About half that day's field of more than 2,000 players flipped shirts inside-out, and workers circulated with rolls of black tape, covering any "dot-com" symbols they could find.

"Tape or not, I still look good," said David Daniel a 31-year-old player from Bristol, Tenn., who qualified by winning $10,000 in a $160 "double-shootout" satellite tournament online and was wearing a "PokerStars___" hockey jersey. "I think they should have given them notice, because they have dot-net shirts, too."

Last month, the U.S. House passed a bill that bans Internet gambling, except for horse race betting and state lotteries, in an attempt to close what many consider to be a legal loophole in the 1961 Wire Act, one of a series of laws meant to crack down on racketeering.

The Wire Act explicitly forbids businesses from using a wire communication facility to assist in placing bets on "any sporting event or contest." But the wire law doesn't cover other types of casino betting, a federal appeals court in New Orleans has ruled, leaving some doubt whether prosecutors can shut down Internet poker and other casino games.

With or without a new law from Congress, the Justice Department interprets all online gambling, including poker, to be an illegal trade. Other countries allow Internet gambling, so online companies have set up operations outside the U.S. and its laws but with easy access to U.S. players and their computers.

"Online poker is online gambling. And online gambling, we would say, is illegal," Justice Department spokeswoman Jaclyn Lesch said.

Poker advocates suggest the department's enforcement practices don't back up that assessment. Indictments dating to 1998 have focused on operators of online sports books, not sites that offer only poker.

Not only are there hurdles arresting the operators of such sites in Costa Rica, Aruba, the Isle of Man and Gibraltar, but many argue poker tournaments online are not gambling.

"You get a prize for a competition," said Howard Krent, dean of the Chicago-Kent College of Law at the Illinois Institute of Technology.

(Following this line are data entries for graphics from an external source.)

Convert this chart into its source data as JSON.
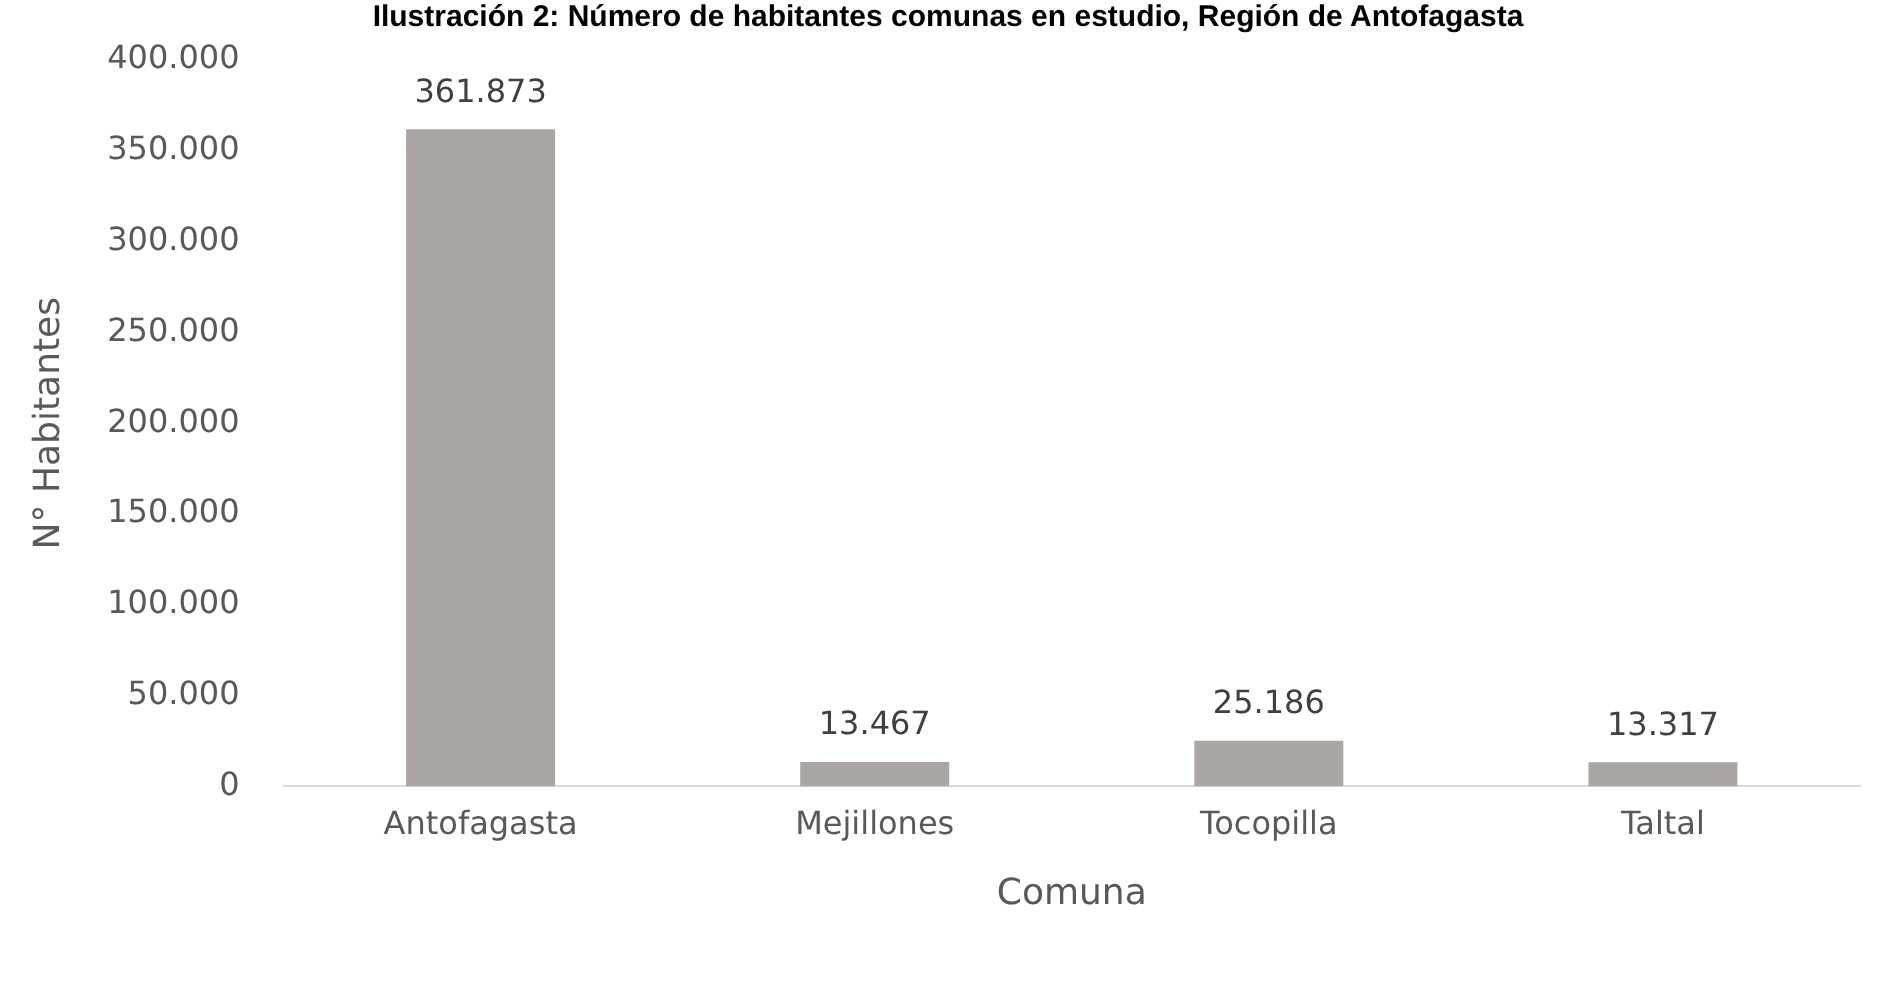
{
  "chart_data": {
    "type": "bar",
    "title": "Ilustración 2: Número de habitantes comunas en estudio, Región de Antofagasta",
    "xlabel": "Comuna",
    "ylabel": "N° Habitantes",
    "categories": [
      "Antofagasta",
      "Mejillones",
      "Tocopilla",
      "Taltal"
    ],
    "values": [
      361873,
      13467,
      25186,
      13317
    ],
    "value_labels": [
      "361.873",
      "13.467",
      "25.186",
      "13.317"
    ],
    "color": "#aba6a4",
    "ylim": [
      0,
      400000
    ],
    "yticks": [
      0,
      {
        "value": 50000,
        "label": "50.000"
      },
      {
        "value": 100000,
        "label": "100.000"
      },
      {
        "value": 150000,
        "label": "150.000"
      },
      {
        "value": 200000,
        "label": "200.000"
      },
      {
        "value": 250000,
        "label": "250.000"
      },
      {
        "value": 300000,
        "label": "300.000"
      },
      {
        "value": 350000,
        "label": "350.000"
      },
      {
        "value": 400000,
        "label": "400.000"
      }
    ],
    "grid": false,
    "legend": false
  }
}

Prosecuting a business for promoting a dot-net site which does not have direct Web links to its dot-com cousin also makes for difficult legal work in court, he said. "That's a pretty good ruse, as they say," he said. "This is an area with lots of line-drawing that's uncomfortable."

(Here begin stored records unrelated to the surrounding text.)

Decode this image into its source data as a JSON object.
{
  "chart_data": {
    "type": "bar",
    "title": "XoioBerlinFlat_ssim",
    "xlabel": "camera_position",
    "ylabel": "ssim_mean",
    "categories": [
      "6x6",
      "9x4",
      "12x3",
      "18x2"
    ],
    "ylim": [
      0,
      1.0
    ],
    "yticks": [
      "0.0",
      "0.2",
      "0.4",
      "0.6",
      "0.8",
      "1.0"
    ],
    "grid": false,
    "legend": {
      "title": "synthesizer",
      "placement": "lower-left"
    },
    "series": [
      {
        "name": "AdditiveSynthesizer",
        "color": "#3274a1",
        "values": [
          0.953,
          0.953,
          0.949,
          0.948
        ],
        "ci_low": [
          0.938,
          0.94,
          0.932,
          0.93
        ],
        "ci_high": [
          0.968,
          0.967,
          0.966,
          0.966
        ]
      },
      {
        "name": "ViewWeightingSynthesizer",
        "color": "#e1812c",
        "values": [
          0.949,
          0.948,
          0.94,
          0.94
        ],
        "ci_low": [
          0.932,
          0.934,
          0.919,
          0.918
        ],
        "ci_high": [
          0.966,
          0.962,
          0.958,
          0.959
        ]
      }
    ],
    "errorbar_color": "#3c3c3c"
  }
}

Large numbers of poker players who make a living from the online game have joined a group called the Poker Players Alliance to lobby Congress to stop the Internet gambling bill from passing the Senate.

Since the House passed the bill July 11, membership in the alliance more than doubled to 75,000. Alliance president Michael Bolcerek warned the bill would "drive the business of poker underground."

For now, it remains out in the open.

Jon Friedberg, a 31-year-old business owner who lives in Las Vegas, makes $150,000 a year playing poker mostly on PokerStars.com. Winning several online tournaments earned him a seat at several events at the World Series, one of which he won for $526,185.

The specter of the House bill going forward is not putting him off his game, nor did it seem to bother the thousands of players and fans roaming through the halls of the Rio hotel-casino, which was covered with displays touting sites from PamelaPoker.com to BetHoldem.net

"I'm really not worried at all," Friedberg said. "Part of being a poker player involves just fearing nothing in life. It's probably not the best approach in life in certain things, but it works well in poker."